Lea M.

Make Data Less Daunting.

⋱ Scale HK Lawmakers' Political Position

{Academic Graphs}: Rstudio, API

The Story

Having covered Hong Kong politics for three years, I’ve often wondered if there’s a way to read all the legislative transcripts at once.

Well, there is - sort of.

Quanteda, an R package for textual data analysis, can process thousands of pages of Hansard, breaking them down into tokens (the smallest units of text) and measuring the similarity of language used by different speakers. This allows us to map their ideological proximity.

It’s a powerful tool, and many academics have used it to analyse political texts. I figured Hong Kong’s Legislative Council transcripts would be a great dataset, given the region’s rapid political transformation, with pro-democracy lawmakers removed from the city’s legislature.

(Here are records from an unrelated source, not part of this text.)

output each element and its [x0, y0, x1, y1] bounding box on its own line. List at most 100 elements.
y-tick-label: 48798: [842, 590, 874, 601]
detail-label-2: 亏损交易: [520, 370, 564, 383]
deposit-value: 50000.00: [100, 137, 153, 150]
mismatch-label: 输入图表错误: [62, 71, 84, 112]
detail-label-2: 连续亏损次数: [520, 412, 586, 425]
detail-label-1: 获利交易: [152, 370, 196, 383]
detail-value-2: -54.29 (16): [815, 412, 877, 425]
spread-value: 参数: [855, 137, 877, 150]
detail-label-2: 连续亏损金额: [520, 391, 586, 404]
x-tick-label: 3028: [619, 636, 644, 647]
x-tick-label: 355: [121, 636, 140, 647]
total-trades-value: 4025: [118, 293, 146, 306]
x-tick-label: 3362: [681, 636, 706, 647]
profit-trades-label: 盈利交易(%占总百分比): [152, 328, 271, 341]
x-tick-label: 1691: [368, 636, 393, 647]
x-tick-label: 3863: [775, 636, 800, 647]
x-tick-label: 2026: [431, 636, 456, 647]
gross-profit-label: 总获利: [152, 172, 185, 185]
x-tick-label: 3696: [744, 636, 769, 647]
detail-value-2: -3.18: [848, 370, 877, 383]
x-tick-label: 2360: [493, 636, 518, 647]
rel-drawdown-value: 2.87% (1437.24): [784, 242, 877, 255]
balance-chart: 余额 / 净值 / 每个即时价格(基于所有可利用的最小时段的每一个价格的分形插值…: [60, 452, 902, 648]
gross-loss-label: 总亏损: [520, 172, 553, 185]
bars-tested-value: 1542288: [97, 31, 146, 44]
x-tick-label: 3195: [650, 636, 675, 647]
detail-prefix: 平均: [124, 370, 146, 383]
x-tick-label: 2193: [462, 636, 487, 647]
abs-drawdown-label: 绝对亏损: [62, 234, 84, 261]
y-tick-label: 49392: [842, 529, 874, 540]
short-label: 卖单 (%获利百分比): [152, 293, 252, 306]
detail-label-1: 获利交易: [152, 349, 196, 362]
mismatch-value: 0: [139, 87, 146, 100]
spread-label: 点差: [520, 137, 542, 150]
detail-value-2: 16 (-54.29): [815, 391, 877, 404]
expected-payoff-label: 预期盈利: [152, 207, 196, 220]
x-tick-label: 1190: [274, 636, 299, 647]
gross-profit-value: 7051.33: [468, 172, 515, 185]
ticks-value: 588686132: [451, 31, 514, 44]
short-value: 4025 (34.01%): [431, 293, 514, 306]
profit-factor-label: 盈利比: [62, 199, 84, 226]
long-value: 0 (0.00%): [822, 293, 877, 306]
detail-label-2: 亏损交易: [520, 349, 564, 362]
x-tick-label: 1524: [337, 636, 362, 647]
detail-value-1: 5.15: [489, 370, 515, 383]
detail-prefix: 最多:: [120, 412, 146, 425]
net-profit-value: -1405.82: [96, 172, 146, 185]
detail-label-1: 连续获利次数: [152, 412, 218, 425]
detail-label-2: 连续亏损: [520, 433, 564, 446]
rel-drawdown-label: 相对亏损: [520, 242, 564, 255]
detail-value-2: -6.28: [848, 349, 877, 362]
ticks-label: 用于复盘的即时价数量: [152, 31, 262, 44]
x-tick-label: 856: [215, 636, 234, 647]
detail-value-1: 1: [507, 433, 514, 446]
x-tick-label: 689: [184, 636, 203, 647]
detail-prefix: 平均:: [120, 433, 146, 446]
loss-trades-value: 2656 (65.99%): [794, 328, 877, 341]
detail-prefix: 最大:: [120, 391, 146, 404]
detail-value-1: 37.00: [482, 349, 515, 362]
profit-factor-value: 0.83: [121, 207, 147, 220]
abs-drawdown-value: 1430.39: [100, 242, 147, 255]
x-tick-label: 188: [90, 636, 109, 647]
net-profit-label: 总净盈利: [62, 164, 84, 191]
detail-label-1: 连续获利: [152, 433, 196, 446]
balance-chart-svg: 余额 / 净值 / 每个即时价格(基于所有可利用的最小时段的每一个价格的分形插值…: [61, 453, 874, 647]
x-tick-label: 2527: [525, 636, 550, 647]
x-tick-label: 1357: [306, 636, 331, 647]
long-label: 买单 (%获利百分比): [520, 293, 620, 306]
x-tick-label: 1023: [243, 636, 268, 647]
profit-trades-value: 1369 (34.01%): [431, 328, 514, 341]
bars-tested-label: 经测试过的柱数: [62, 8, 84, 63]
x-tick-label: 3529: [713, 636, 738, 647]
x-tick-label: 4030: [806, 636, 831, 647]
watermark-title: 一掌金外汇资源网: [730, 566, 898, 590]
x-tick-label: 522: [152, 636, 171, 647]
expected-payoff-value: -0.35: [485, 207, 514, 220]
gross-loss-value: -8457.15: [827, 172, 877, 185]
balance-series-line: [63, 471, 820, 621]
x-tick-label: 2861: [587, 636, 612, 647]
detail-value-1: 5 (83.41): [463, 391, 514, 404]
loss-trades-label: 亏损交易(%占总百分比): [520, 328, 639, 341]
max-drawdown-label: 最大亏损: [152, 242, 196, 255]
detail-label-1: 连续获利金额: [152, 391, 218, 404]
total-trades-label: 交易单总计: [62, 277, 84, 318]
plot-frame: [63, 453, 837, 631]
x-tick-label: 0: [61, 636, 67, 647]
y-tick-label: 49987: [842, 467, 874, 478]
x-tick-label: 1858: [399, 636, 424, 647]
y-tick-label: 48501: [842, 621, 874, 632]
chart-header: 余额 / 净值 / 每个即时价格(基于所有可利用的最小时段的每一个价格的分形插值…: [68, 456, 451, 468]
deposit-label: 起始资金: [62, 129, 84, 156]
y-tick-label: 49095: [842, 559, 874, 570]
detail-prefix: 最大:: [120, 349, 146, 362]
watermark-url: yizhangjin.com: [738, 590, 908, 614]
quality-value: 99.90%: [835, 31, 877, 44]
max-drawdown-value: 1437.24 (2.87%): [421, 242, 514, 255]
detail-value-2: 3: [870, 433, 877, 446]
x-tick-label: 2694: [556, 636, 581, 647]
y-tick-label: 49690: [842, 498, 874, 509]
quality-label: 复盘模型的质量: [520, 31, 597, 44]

Surely, these shifts would be reflected in Hansard.

And they are.

The Graph

As shown in the graphs:

▍ Pro-Beijing lawmakers’ language has become much more similar to that of government officials (top left), particularly among newly elected legislators after the overhaul (top right).

▍ The difference between pro-democracy parties is relatively minor (top middle).

▍ Using a dictionary-based method, we see that the pro-Beijing camp used more positive language in the council compared to their own rhetoric before 2020 (bottom left).

▍ Most pro-Beijing lawmakers also avoided discussing LGBTQ+ and press freedom - both sensitive topics for the Communist Party - but talked significantly more about green policies and women’s welfare (bottom middle).

While these results were somewhat expected, proving such shifts would be much harder without a quantitative text analysis tool like Quanteda.

Data source: Hong Kong Legislative Council  
Tools used: Rstudio(Quanteda) Python (Ckiptagger)

Notes

I didn’t manually classify speeches as “pro-democracy” or “pro-Beijing.” The model simply mapped speakers based on linguistic similarity, using pro-democracy lawmakers and government officials as benchmarks to track shifts before and after the overhaul.

I analysed the Chinese version of Hansard for accuracy. Since Chinese, like Korean and Japanese, lacks natural spaces between words, I used a CKIP-style Chinese NLP tool for word segmentation.

This research formed the basis of my master’s dissertation in Political Science at LSE.